I would categorize myself as an atheist, but then I probably follow more closely the atheism of most Japanese, rather than the reactionary flat out refusal of God. I'm not about to be converted, as I just think that we can never know whether higher powers exist or not, and therefore it just seems irrelevant. Would that place me as an agnostic? 

Anyhow, I am a male agnostic on the poll.

----------


## Rancid__

Is there God? Maby, maby not. It's easier to belive that there is God, and that there is life after death. There's no evidence that God exists, but when you think about it something had to make all of this. When I look at the evolution of a man I wonder, who made the monkey, the earth, the stars, etc... and if the big bang theory is correct then who made the universe, or the elements that got together and made something. The questions go on, and on...

----------


## Clawn

In my opinion, which I know is valued at about 1 yen (if even), there is a God. I believe in the Christian God. My reasons for believing are somewhat complex, and I've seen the atheist point of view on the world, and I found (again this is _in my opinion_ I don't mean to offend anyone) that the atheist view is not as believable as my view (which is almost borderlining heresy  :Relieved:  ). My belief comes from some of the new, developing scientific theories that would require a God to be present to start things off.

P.S. - I'm a male, too. ^_^

----------


## kumo

> My belief comes from some of the new, developing scientific theories that would require a God to be present to start things off.


What theories are those, if I may ask?

----------


## Clawn

> Which would be?


A theory of the "multiverse" which contains an infinite number of universes, each one different. This multiverse was, in my opinion, created be God.

----------


## kumo

> A theory of the "multiverse" which contains an infinite number of universes, each one different. This multiverse was, in my opinion, created be God.


I fail to see how your previous statement on how this theory would "*require* a god to be present" is even remotely close to what you said now.
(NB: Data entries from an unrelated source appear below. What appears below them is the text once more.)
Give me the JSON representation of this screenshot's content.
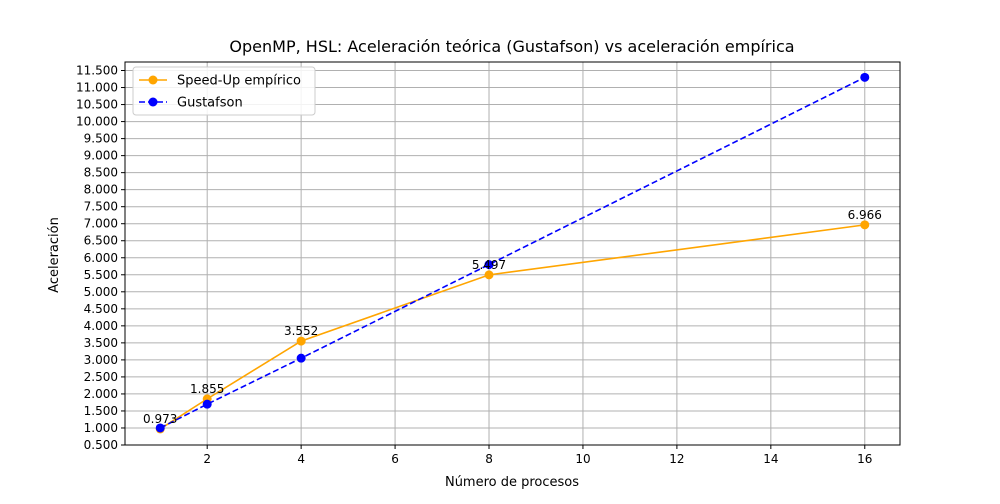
{
  "chart_data": {
    "type": "line",
    "title": "OpenMP, HSL: Aceleración teórica (Gustafson) vs aceleración empírica",
    "xlabel": "Número de procesos",
    "ylabel": "Aceleración",
    "x": [
      1,
      2,
      4,
      8,
      16
    ],
    "xlim": [
      0.25,
      16.75
    ],
    "ylim": [
      0.5,
      11.75
    ],
    "xticks": [
      2,
      4,
      6,
      8,
      10,
      12,
      14,
      16
    ],
    "xtick_labels": [
      "2",
      "4",
      "6",
      "8",
      "10",
      "12",
      "14",
      "16"
    ],
    "yticks": [
      0.5,
      1.0,
      1.5,
      2.0,
      2.5,
      3.0,
      3.5,
      4.0,
      4.5,
      5.0,
      5.5,
      6.0,
      6.5,
      7.0,
      7.5,
      8.0,
      8.5,
      9.0,
      9.5,
      10.0,
      10.5,
      11.0,
      11.5
    ],
    "ytick_labels": [
      "0.500",
      "1.000",
      "1.500",
      "2.000",
      "2.500",
      "3.000",
      "3.500",
      "4.000",
      "4.500",
      "5.000",
      "5.500",
      "6.000",
      "6.500",
      "7.000",
      "7.500",
      "8.000",
      "8.500",
      "9.000",
      "9.500",
      "10.000",
      "10.500",
      "11.000",
      "11.500"
    ],
    "grid": true,
    "legend_position": "top-left",
    "series": [
      {
        "name": "Speed-Up empírico",
        "values": [
          0.973,
          1.855,
          3.552,
          5.497,
          6.966
        ],
        "data_labels": [
          "0.973",
          "1.855",
          "3.552",
          "5.497",
          "6.966"
        ],
        "color": "#ffa500",
        "line_style": "solid",
        "marker": "circle"
      },
      {
        "name": "Gustafson",
        "values": [
          1.0,
          1.7,
          3.05,
          5.8,
          11.3
        ],
        "color": "#0000ff",
        "line_style": "dashed",
        "marker": "circle"
      }
    ]
  }
}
From what I know about the multiverse theory, there's not a single mention of a god, gods, the easter bunny or the Flying Spaghetti Monster in it, and that won't be changing any time soon. 
Believe whatever you want, but at least admit your "opinion" has no scientific base for it, or any base at all for that matter.

----------


## Clawn

> I fail to see how your previous statement on how this theory would "*require* a god to be present" is even remotely close to what you said now. From what I know about the multiverse theory, there's not a single mention of a god, gods, the easter bunny or the Flying Spaghetti Monster in it, and that won't be changing any time soon. 
> Believe whatever you want, but at least admit your "opinion" has no scientific base for it, or any base at all for that matter.


I thank you respecting my beliefs. :Bowing:

----------


## kumo

> I thank you respecting my beliefs.


Do I sense some irony here?  :Laughing:   :Relieved:

----------


## Clawn

> Do I sense some irony here?


Your Kumo senses are tingling! Yes, some irony, but not much. :Cool:

----------